Happens when device_map = "auto" (or anything that is not None). Might be a problem related with flash attention and multi gpus training. If you have a fix, do not hesitate.
I will be doing another batch of training over the weekend, will try out @ecocytus11 solution. Thanks!
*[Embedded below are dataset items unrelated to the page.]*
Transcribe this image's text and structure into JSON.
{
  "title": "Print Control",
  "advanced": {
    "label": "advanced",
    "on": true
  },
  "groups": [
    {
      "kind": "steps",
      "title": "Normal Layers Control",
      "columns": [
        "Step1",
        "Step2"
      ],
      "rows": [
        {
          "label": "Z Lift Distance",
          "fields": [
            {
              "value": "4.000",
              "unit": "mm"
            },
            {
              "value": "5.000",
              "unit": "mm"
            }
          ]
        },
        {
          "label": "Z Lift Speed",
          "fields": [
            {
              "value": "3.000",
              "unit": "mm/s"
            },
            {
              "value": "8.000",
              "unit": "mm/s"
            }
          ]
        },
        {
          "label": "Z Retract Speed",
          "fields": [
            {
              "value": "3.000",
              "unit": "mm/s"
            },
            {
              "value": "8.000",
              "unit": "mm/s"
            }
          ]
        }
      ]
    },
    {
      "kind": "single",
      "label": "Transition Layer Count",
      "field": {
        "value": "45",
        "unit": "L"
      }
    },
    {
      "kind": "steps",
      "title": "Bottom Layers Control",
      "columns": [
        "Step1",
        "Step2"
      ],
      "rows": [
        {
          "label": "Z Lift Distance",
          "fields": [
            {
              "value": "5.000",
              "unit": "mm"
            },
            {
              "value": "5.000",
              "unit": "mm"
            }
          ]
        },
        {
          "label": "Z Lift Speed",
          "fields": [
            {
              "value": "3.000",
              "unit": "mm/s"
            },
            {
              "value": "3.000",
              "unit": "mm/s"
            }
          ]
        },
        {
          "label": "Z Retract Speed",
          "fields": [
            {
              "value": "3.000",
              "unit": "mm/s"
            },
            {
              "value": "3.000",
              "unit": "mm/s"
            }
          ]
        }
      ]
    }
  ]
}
Facing the same issue, with 8k and 128k small model
@santyzenith
The solution suggested above seem to work. will update in the code.
https://huggingface.co/microsoft/Phi-3-small-8k-instruct/discussions/11#6659a17e8b11da966e8e510c
I'm still running into the same error in microsoft/Phi-3.5-MoE-instruct. Do you if that model is subject to the same type casting issue?